Maintaining the status quo will worsen the climate crisis and harm human wellbeing. Under a business-as-usual scenario, the earth faces losing up to 70 percent of terrestrial biodiversity and 50 percent of freshwater biodiversity to unsustainable agricultural practices by 2050. The meat and dairy industry accounts for 14.5 percent of global greenhouse gas emissions. The indiscriminate use of pesticides and fertilizers in some lower-income countries puts at risk the lives of farmers and the environment.
According to The Nature Conservancy, we could close the nature funding gap with what the world currently spends on cigarettes or soft drinks in a single year – the equivalent of around 1 percent of annual gross global . More significantly, however, is that nearly half of the nature funding gap could be closed without any new funding at all. Much of what is needed could be unlocked through more efficient deployment of existing funds, as well as smarter policy and investment choices. Subsidy reforms offer the single biggest opportunity to close the nature funding gap.
Redirecting payments to incentivize more sustainable practices would benefit nature, mitigate climate change, and improve food security. There is no silver bullet to fix agricultural subsidies, but the U.N. has suggested a six-step approach for governments that involves measuring the support provided to agriculture, understanding its positive and negative impacts, identifying repurposing options, forecasting their impacts, refining the proposed strategy and detailing its implementation plan, and monitoring the implemented strategy. Having national finance plans for biodiversity will be critical.
We know reforms can work, and it’s not only the EU that has demonstrated their potential: efforts elsewhere have yielded similarly positive results. In East Africa, for example, sustainable lending programs have linked financing to climate-smart agricultural practices. In Switzerland, subsidy reforms removed direct payments to high-intensity livestock farmers, and increased payments to farmers able to meet biodiversity goals.
And while most of the funding from biodiversity currently comes from domestic government resources, bigger opportunities are on offer from unlocking private sector financial flows, provided adequate safeguards are put in place.

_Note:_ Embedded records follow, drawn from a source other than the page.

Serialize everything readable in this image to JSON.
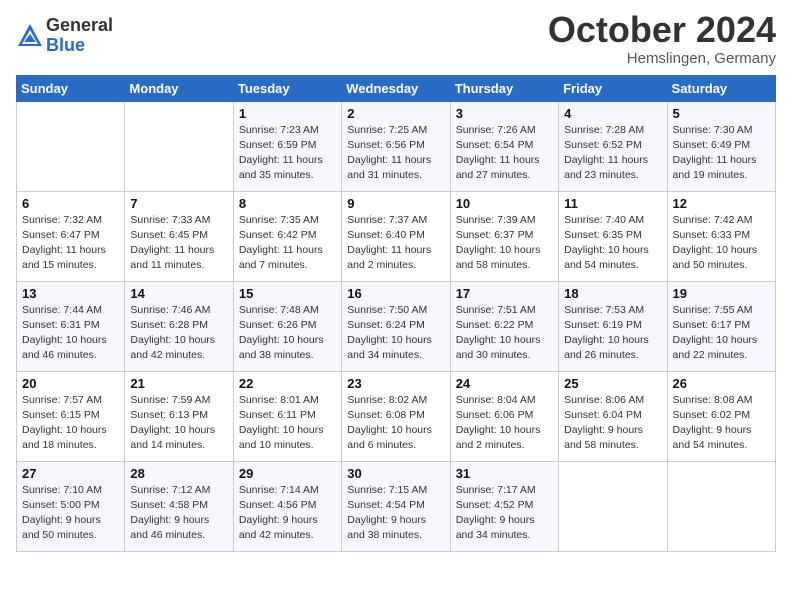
{
  "header": {
    "logo_general": "General",
    "logo_blue": "Blue",
    "month_title": "October 2024",
    "location": "Hemslingen, Germany"
  },
  "days_of_week": [
    "Sunday",
    "Monday",
    "Tuesday",
    "Wednesday",
    "Thursday",
    "Friday",
    "Saturday"
  ],
  "weeks": [
    [
      {
        "day": "",
        "info": ""
      },
      {
        "day": "",
        "info": ""
      },
      {
        "day": "1",
        "info": "Sunrise: 7:23 AM\nSunset: 6:59 PM\nDaylight: 11 hours\nand 35 minutes."
      },
      {
        "day": "2",
        "info": "Sunrise: 7:25 AM\nSunset: 6:56 PM\nDaylight: 11 hours\nand 31 minutes."
      },
      {
        "day": "3",
        "info": "Sunrise: 7:26 AM\nSunset: 6:54 PM\nDaylight: 11 hours\nand 27 minutes."
      },
      {
        "day": "4",
        "info": "Sunrise: 7:28 AM\nSunset: 6:52 PM\nDaylight: 11 hours\nand 23 minutes."
      },
      {
        "day": "5",
        "info": "Sunrise: 7:30 AM\nSunset: 6:49 PM\nDaylight: 11 hours\nand 19 minutes."
      }
    ],
    [
      {
        "day": "6",
        "info": "Sunrise: 7:32 AM\nSunset: 6:47 PM\nDaylight: 11 hours\nand 15 minutes."
      },
      {
        "day": "7",
        "info": "Sunrise: 7:33 AM\nSunset: 6:45 PM\nDaylight: 11 hours\nand 11 minutes."
      },
      {
        "day": "8",
        "info": "Sunrise: 7:35 AM\nSunset: 6:42 PM\nDaylight: 11 hours\nand 7 minutes."
      },
      {
        "day": "9",
        "info": "Sunrise: 7:37 AM\nSunset: 6:40 PM\nDaylight: 11 hours\nand 2 minutes."
      },
      {
        "day": "10",
        "info": "Sunrise: 7:39 AM\nSunset: 6:37 PM\nDaylight: 10 hours\nand 58 minutes."
      },
      {
        "day": "11",
        "info": "Sunrise: 7:40 AM\nSunset: 6:35 PM\nDaylight: 10 hours\nand 54 minutes."
      },
      {
        "day": "12",
        "info": "Sunrise: 7:42 AM\nSunset: 6:33 PM\nDaylight: 10 hours\nand 50 minutes."
      }
    ],
    [
      {
        "day": "13",
        "info": "Sunrise: 7:44 AM\nSunset: 6:31 PM\nDaylight: 10 hours\nand 46 minutes."
      },
      {
        "day": "14",
        "info": "Sunrise: 7:46 AM\nSunset: 6:28 PM\nDaylight: 10 hours\nand 42 minutes."
      },
      {
        "day": "15",
        "info": "Sunrise: 7:48 AM\nSunset: 6:26 PM\nDaylight: 10 hours\nand 38 minutes."
      },
      {
        "day": "16",
        "info": "Sunrise: 7:50 AM\nSunset: 6:24 PM\nDaylight: 10 hours\nand 34 minutes."
      },
      {
        "day": "17",
        "info": "Sunrise: 7:51 AM\nSunset: 6:22 PM\nDaylight: 10 hours\nand 30 minutes."
      },
      {
        "day": "18",
        "info": "Sunrise: 7:53 AM\nSunset: 6:19 PM\nDaylight: 10 hours\nand 26 minutes."
      },
      {
        "day": "19",
        "info": "Sunrise: 7:55 AM\nSunset: 6:17 PM\nDaylight: 10 hours\nand 22 minutes."
      }
    ],
    [
      {
        "day": "20",
        "info": "Sunrise: 7:57 AM\nSunset: 6:15 PM\nDaylight: 10 hours\nand 18 minutes."
      },
      {
        "day": "21",
        "info": "Sunrise: 7:59 AM\nSunset: 6:13 PM\nDaylight: 10 hours\nand 14 minutes."
      },
      {
        "day": "22",
        "info": "Sunrise: 8:01 AM\nSunset: 6:11 PM\nDaylight: 10 hours\nand 10 minutes."
      },
      {
        "day": "23",
        "info": "Sunrise: 8:02 AM\nSunset: 6:08 PM\nDaylight: 10 hours\nand 6 minutes."
      },
      {
        "day": "24",
        "info": "Sunrise: 8:04 AM\nSunset: 6:06 PM\nDaylight: 10 hours\nand 2 minutes."
      },
      {
        "day": "25",
        "info": "Sunrise: 8:06 AM\nSunset: 6:04 PM\nDaylight: 9 hours\nand 58 minutes."
      },
      {
        "day": "26",
        "info": "Sunrise: 8:08 AM\nSunset: 6:02 PM\nDaylight: 9 hours\nand 54 minutes."
      }
    ],
    [
      {
        "day": "27",
        "info": "Sunrise: 7:10 AM\nSunset: 5:00 PM\nDaylight: 9 hours\nand 50 minutes."
      },
      {
        "day": "28",
        "info": "Sunrise: 7:12 AM\nSunset: 4:58 PM\nDaylight: 9 hours\nand 46 minutes."
      },
      {
        "day": "29",
        "info": "Sunrise: 7:14 AM\nSunset: 4:56 PM\nDaylight: 9 hours\nand 42 minutes."
      },
      {
        "day": "30",
        "info": "Sunrise: 7:15 AM\nSunset: 4:54 PM\nDaylight: 9 hours\nand 38 minutes."
      },
      {
        "day": "31",
        "info": "Sunrise: 7:17 AM\nSunset: 4:52 PM\nDaylight: 9 hours\nand 34 minutes."
      },
      {
        "day": "",
        "info": ""
      },
      {
        "day": "",
        "info": ""
      }
    ]
  ]
}
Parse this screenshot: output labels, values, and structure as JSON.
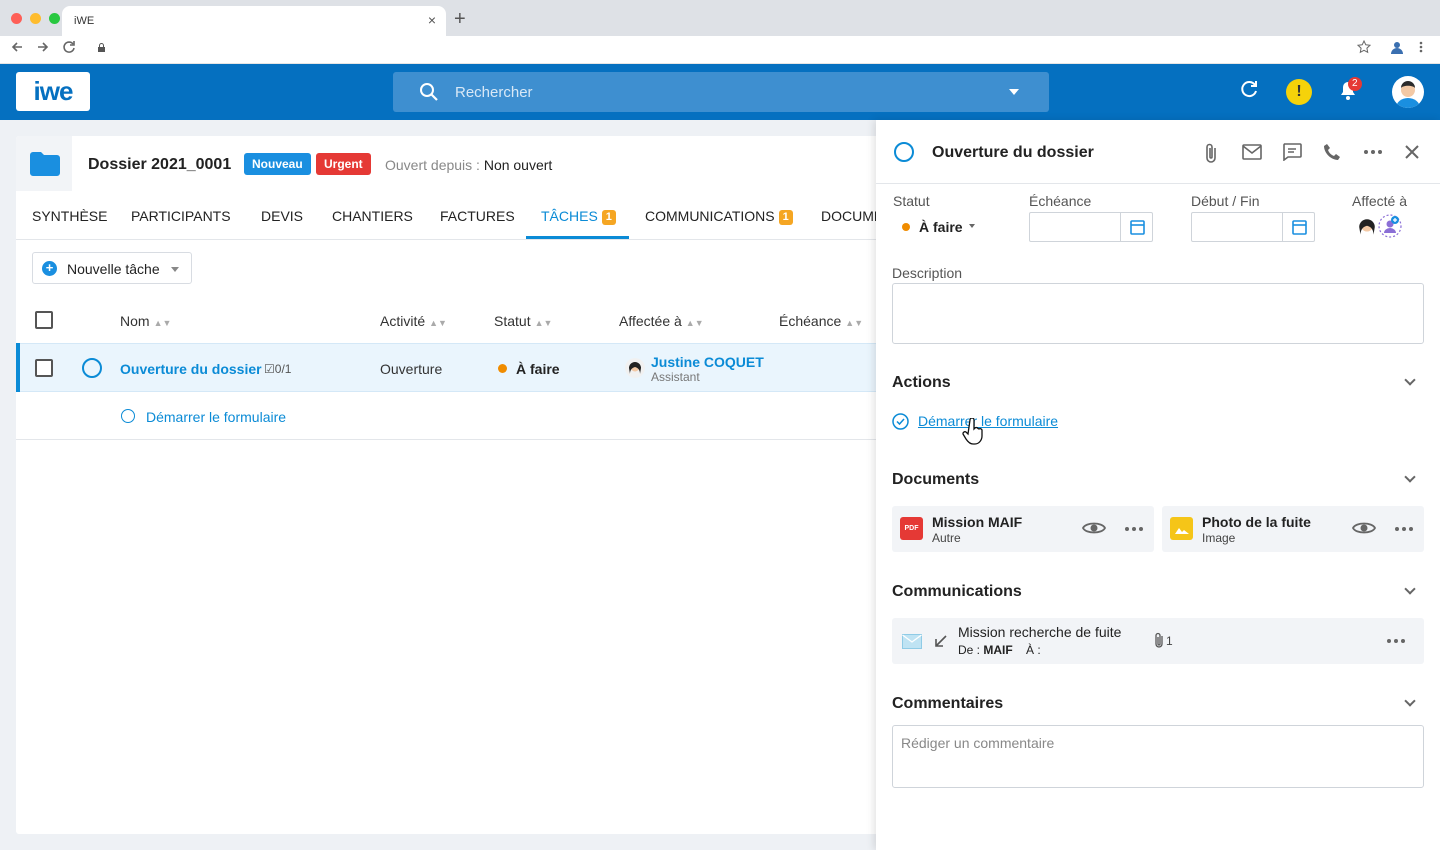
{
  "browser": {
    "tab_title": "iWE",
    "tab_close": "×",
    "new_tab": "+"
  },
  "header": {
    "logo": "iwe",
    "search_placeholder": "Rechercher",
    "notifications_count": "2",
    "warning_symbol": "!"
  },
  "dossier": {
    "title": "Dossier 2021_0001",
    "badges": [
      {
        "label": "Nouveau",
        "color": "#1a8fe0"
      },
      {
        "label": "Urgent",
        "color": "#e53935"
      }
    ],
    "opened_label": "Ouvert depuis : ",
    "opened_value": "Non ouvert"
  },
  "tabs": [
    {
      "label": "Synthèse",
      "active": false
    },
    {
      "label": "Participants",
      "active": false
    },
    {
      "label": "Devis",
      "active": false
    },
    {
      "label": "Chantiers",
      "active": false
    },
    {
      "label": "Factures",
      "active": false
    },
    {
      "label": "Tâches",
      "active": true,
      "badge": "1"
    },
    {
      "label": "Communications",
      "active": false,
      "badge": "1"
    },
    {
      "label": "Docume",
      "active": false
    }
  ],
  "toolbar": {
    "new_task_label": "Nouvelle tâche"
  },
  "table": {
    "columns": [
      "Nom",
      "Activité",
      "Statut",
      "Affectée à",
      "Échéance"
    ],
    "rows": [
      {
        "name": "Ouverture du dossier",
        "subtasks": "0/1",
        "activity": "Ouverture",
        "status": "À faire",
        "assignee_name": "Justine COQUET",
        "assignee_role": "Assistant"
      }
    ],
    "subtask_label": "Démarrer le formulaire"
  },
  "drawer": {
    "title": "Ouverture du dossier",
    "fields": {
      "statut_label": "Statut",
      "statut_value": "À faire",
      "echeance_label": "Échéance",
      "debut_fin_label": "Début / Fin",
      "affecte_label": "Affecté à",
      "description_label": "Description"
    },
    "sections": {
      "actions": "Actions",
      "documents": "Documents",
      "communications": "Communications",
      "comments": "Commentaires"
    },
    "action_link": "Démarrer le formulaire",
    "documents": [
      {
        "title": "Mission MAIF",
        "sub": "Autre",
        "icon_label": "PDF",
        "color": "#e53935"
      },
      {
        "title": "Photo de la fuite",
        "sub": "Image",
        "icon_label": "",
        "color": "#f5c518"
      }
    ],
    "communication": {
      "title": "Mission recherche de fuite",
      "from_label": "De : ",
      "from_value": "MAIF",
      "to_label": "À :",
      "attachments": "1"
    },
    "comment_placeholder": "Rédiger un commentaire"
  },
  "colors": {
    "brand": "#0570c0",
    "accent": "#0b8bd6",
    "status_todo": "#f08c00",
    "tab_badge": "#f5a623"
  }
}
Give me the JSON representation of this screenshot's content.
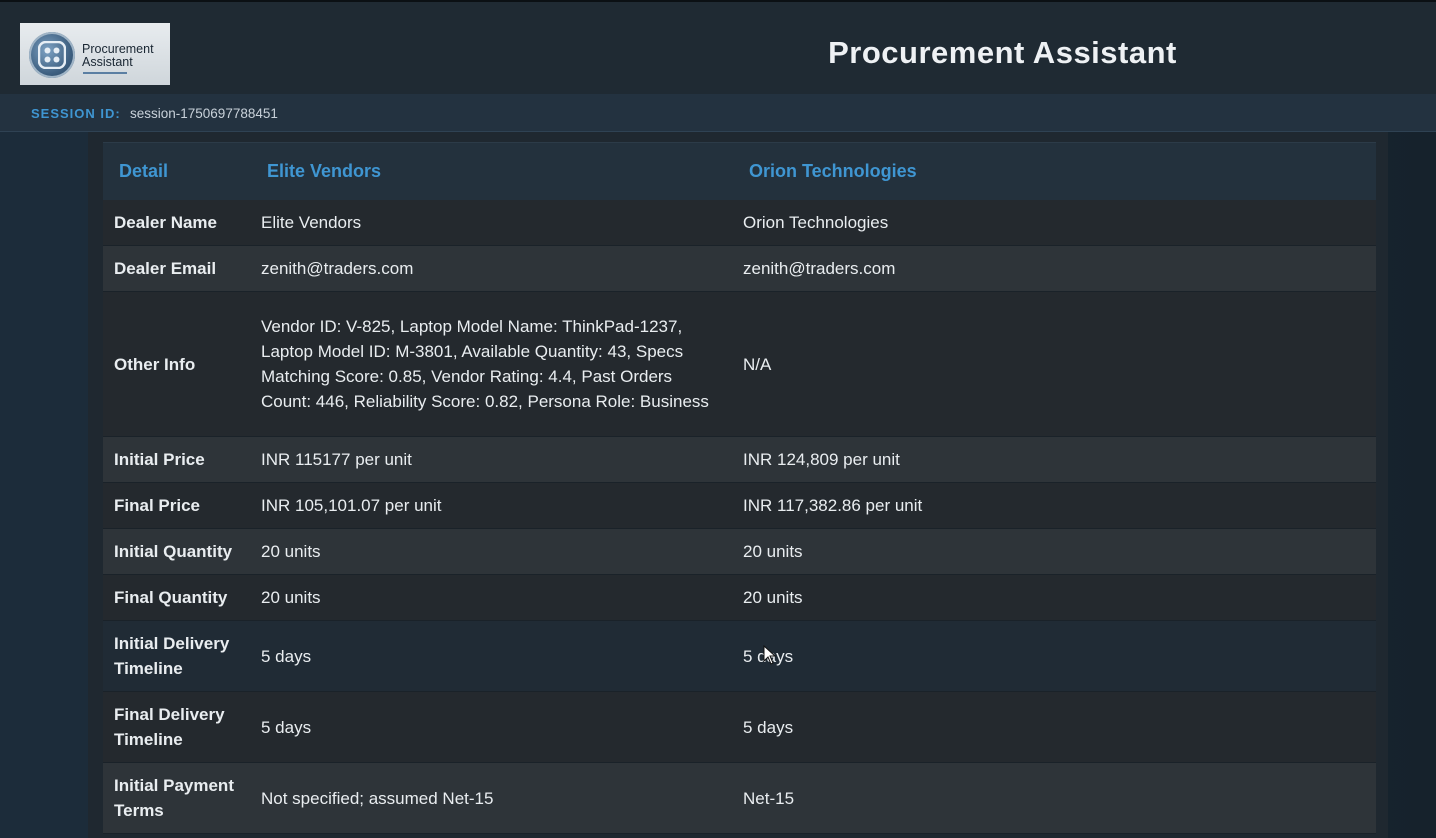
{
  "logo": {
    "line1": "Procurement",
    "line2": "Assistant"
  },
  "app_title": "Procurement Assistant",
  "session": {
    "label": "SESSION ID:",
    "value": "session-1750697788451"
  },
  "table": {
    "headers": [
      "Detail",
      "Elite Vendors",
      "Orion Technologies"
    ],
    "rows": [
      {
        "key": "Dealer Name",
        "a": "Elite Vendors",
        "b": "Orion Technologies"
      },
      {
        "key": "Dealer Email",
        "a": "zenith@traders.com",
        "b": "zenith@traders.com"
      },
      {
        "key": "Other Info",
        "a": "Vendor ID: V-825, Laptop Model Name: ThinkPad-1237, Laptop Model ID: M-3801, Available Quantity: 43, Specs Matching Score: 0.85, Vendor Rating: 4.4, Past Orders Count: 446, Reliability Score: 0.82, Persona Role: Business",
        "b": "N/A"
      },
      {
        "key": "Initial Price",
        "a": "INR 115177 per unit",
        "b": "INR 124,809 per unit"
      },
      {
        "key": "Final Price",
        "a": "INR 105,101.07 per unit",
        "b": "INR 117,382.86 per unit"
      },
      {
        "key": "Initial Quantity",
        "a": "20 units",
        "b": "20 units"
      },
      {
        "key": "Final Quantity",
        "a": "20 units",
        "b": "20 units"
      },
      {
        "key": "Initial Delivery Timeline",
        "a": "5 days",
        "b": "5 days"
      },
      {
        "key": "Final Delivery Timeline",
        "a": "5 days",
        "b": "5 days"
      },
      {
        "key": "Initial Payment Terms",
        "a": "Not specified; assumed Net-15",
        "b": "Net-15"
      }
    ]
  }
}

Global stakeholders have a chance to make real progress this year, at the conference of the United Nations Convention on Biological Diversity (CBD) COP15 in Kunming, China. Over the past two years, scientists and government officials have been drafting a new global framework of targets to halt nature loss by 2030, to be adopted at COP15. Reaching an agreement will not be easy, nor will implementing the new targets. Success will depend in part on governments stepping up to identify and address subsidies that are driving negative environmental impacts. Without action to redirect, repurpose and eliminate those that are most harmful, we will be unable to support a transition to the equitable, nature-positive and net-zero economy we all need.